PIA is part of the defence ministry and has served it well. In the 1965 war when the country was caught off guard, and the US had slapped a killing arms embargo, our guns were falling silent.

PIA Boeings flew all-night flights to Istanbul, Ankara and Tehran. The crew slept in cockpit seats while the much needed arms were loaded and then flown back before daybreak.

The lurking Indian jet fighters had to be avoided. PIA kept up this supply for the entire 17-day war.

Again in 1971 when the Indians blocked their airspace, 10 PIA Boeings were continuously airborne, circumnavigating the Indian peninsular to East Pakistan. A wide berth had to be given to the Indian coastline. A couple of thousand extra miles were thus added.

Three army divisions were transported in just over a week. PIA aircraft were fired upon by the Mukti Bahini whilst taking off and landing and harassed by Indian jet fighters en route.

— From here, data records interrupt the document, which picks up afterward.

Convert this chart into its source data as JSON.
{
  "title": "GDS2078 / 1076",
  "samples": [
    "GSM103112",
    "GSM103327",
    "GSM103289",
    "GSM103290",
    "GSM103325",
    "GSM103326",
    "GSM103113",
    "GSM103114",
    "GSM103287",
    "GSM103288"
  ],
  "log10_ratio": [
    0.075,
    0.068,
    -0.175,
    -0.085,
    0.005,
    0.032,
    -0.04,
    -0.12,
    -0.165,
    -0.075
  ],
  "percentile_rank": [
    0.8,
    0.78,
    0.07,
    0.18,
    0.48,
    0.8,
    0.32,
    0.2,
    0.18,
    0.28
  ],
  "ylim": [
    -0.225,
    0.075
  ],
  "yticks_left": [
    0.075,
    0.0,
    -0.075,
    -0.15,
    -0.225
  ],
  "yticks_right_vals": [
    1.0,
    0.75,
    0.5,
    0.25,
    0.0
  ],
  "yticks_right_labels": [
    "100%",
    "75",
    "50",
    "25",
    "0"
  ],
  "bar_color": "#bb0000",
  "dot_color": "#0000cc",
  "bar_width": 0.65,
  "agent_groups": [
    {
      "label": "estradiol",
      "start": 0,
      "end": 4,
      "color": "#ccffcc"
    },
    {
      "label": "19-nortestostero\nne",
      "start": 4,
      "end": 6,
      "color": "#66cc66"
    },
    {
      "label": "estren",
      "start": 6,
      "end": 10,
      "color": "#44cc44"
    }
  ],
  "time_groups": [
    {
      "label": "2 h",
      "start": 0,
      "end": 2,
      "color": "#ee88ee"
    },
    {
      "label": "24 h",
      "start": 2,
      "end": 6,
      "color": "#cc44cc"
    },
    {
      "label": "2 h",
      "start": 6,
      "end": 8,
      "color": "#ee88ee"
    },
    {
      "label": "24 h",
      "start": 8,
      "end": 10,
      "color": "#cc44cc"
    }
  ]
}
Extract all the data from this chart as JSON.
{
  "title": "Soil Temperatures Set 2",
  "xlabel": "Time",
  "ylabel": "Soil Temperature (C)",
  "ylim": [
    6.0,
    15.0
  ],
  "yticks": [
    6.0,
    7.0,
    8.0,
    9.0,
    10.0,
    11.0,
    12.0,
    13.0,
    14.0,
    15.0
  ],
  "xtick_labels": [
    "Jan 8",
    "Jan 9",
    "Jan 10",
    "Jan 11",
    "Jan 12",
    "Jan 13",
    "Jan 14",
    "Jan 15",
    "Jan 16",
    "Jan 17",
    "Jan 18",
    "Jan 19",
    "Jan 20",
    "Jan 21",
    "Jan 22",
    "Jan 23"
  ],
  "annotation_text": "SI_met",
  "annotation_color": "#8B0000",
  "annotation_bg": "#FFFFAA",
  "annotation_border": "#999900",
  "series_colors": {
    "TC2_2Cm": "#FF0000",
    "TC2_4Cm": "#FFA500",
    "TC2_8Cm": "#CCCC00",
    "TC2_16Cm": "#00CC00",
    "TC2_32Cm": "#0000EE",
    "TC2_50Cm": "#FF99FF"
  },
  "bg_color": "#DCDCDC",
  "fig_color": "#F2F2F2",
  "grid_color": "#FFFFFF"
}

A PIA aeroplane was even shot down in the vicinity of Karachi. Its crew still lie buried on the Ocean floor.

The wreck of a crashed Boeing 707 was seen at the end of the Urumuchi (China) runway for years. The crew, which included a major-general in the cockpit, did survive.The supply line from China was also kept alive by PIA.

PIA pensioners do not seek dissolution of their semi-government status because of their exceptional performance. Reverting to full pension after PIA has recovered its commutation ‘loan’ remains their right even if they are semi-government. Just two paltry revisions in more than forty years has reduced the pension of older retirees to a ‘pittance’. PIA steals half of even this ‘pittance’ towards an open-ended ‘commutation’.

The airline starts deducting half the pension of all their pensioners from the day they retire to their graves.